Hari ke 29 sahur, aku lakukan hal seperti biasa, dan aku juga intip lagi. Namun, lagi-lagi, gagal menemukan bentuk utuh nenek itu, dari kaki sampai kepala.
Ada cerita/mitos ketika kecil dulu di kampung halaman, bahwa untuk memastikan orang yang jalan malam hari disaat yang tidak biasa, pastikan bahwa dia berjalan diatas tanah. Ya, begitulah mitos.
“Wah, gimana, nih, sekarang udah hari ke-29 puasa”. “Sahur tinggal sekali lagi, yaitu yang ketiga puluh. sementara belum bisa dipastikan siapa nenek itu, bener atau tidak dia itu manusia?” tanyaku.
Menjelang tidur untuk puasa ke 30, saya susun rencana. Pada saat nenek itu datang aku akan buka pintu. Biar jelas siapa nenek itu, nenek beneran atau nenek dalam sinetron picisan di Indonesia.
Benar, pagi jam 3.30 suara langkah kaki nenek itu datang. Dan,….set..aku tinggalkan sayur dikompor, dan aku buka pintu. Jarak antara kompor dan daun pintu sekitar 1,5 meter. aku melesat dan aku buka handle, dan pintu aku buka cepat. “Krek,,,,,,”suara daun pintu berdenyit. Aku langsung melompat keluar. “Masy-Allah, aku hanya bisa melihat punggung dan kepala dengan rambut putih nenek itu, karena dia keburu menghilang dibalik tembok. “Buset…….terlambat lagi”, kataku.
Wah, gawat nih, sahur ke-30 udah selesai. Besok paginya lebaran. aku nggak bisa membuktikan nenek itu, karena aku senidiri udah nggak sahur lagi, alias juga nggak bangun di jam sepagi itu. Bingung jadinya. “Tapi jangan kebingungan”, bisikku pelan.

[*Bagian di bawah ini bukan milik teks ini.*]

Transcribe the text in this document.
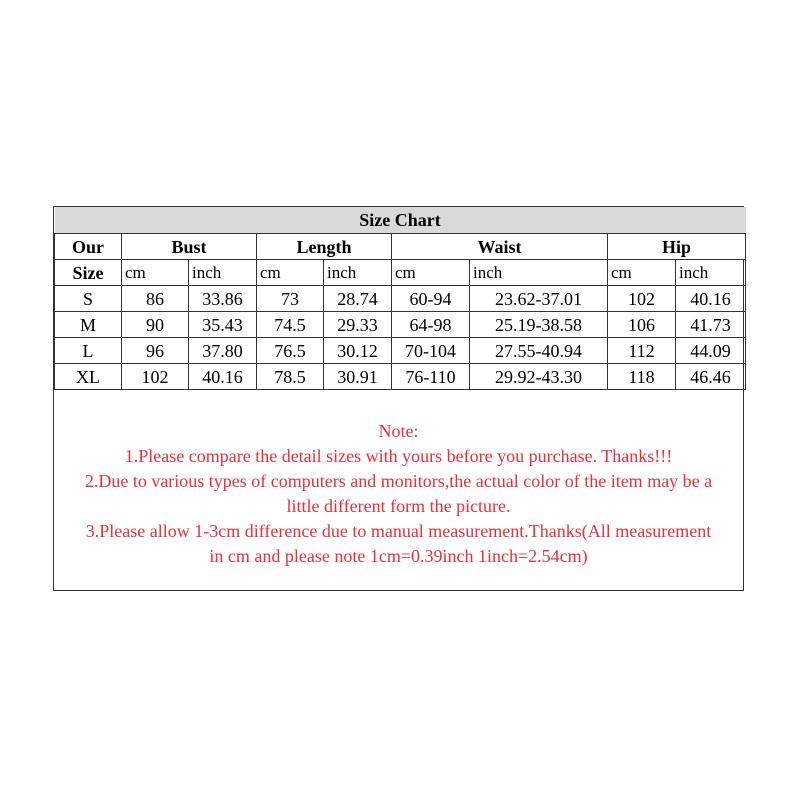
Size Chart								
Our	Bust		Length		Waist		Hip	
Size	cm	inch	cm	inch	cm	inch	cm	inch
S	86	33.86	73	28.74	60-94	23.62-37.01	102	40.16
M	90	35.43	74.5	29.33	64-98	25.19-38.58	106	41.73
L	96	37.80	76.5	30.12	70-104	27.55-40.94	112	44.09
XL	102	40.16	78.5	30.91	76-110	29.92-43.30	118	46.46
Note:
1.Please compare the detail sizes with yours before you purchase. Thanks!!!
2.Due to various types of computers and monitors,the actual color of the item may be a
little different form the picture.
3.Please allow 1-3cm difference due to manual measurement.Thanks(All measurement
in cm and please note 1cm=0.39inch 1inch=2.54cm)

Ya, aku berfikir positif aja. “Nenek itu adalah nenek beneran. Alias manusia nyata. Bukan setan gentayangan seperti dalam sinetron”, aku meyakinkan diri. “Kenapa begitu yakin”, tanyaku pada diri sendiri.
Ada beberapa alasan kuat yang aku punya untuk mengatakan itu manusia biasa: 1. Saat pengajian sering dibilang, setan saat bulan puasa dikunci/digembok. jadi nggak ada yang keluar. Saya sendiri bingung dengan perkataan para penceramah tentang hal ini, bagaimana menguncinya.
2. Di kompleks saya tinggal memang banyak nenek-nenek yang juga tinggal. Wajar saja kalu dia melakukan aktivitas yang rutin, seperti aku juga saat bulan puasa, harus bangun setiap pagi.
3. Cerita nenek/hantu gentayangan hanya ada dalam sinetron, itupun hanya sinetron di Indonesia.
4. Karena, aku tinggal sekarang ini bukan di Indonesia, alias di negeri Sakura, dalam rangka untuk studi lanjut. Aku pastikan bahwa tidak ada hantu. Karena tidak dikenal hantu di Jepang. Hantu dan setan hanya ada di Indonesia.
5. Kesimpulan: Nenek itu manusia beneran.
Kalau ada saran bagaimana memastikan dengan menangkap langsung (tangkap basah) nenek itu. Kasih tahu, ya!.
Demikian, besok sudah lebaran. Salam.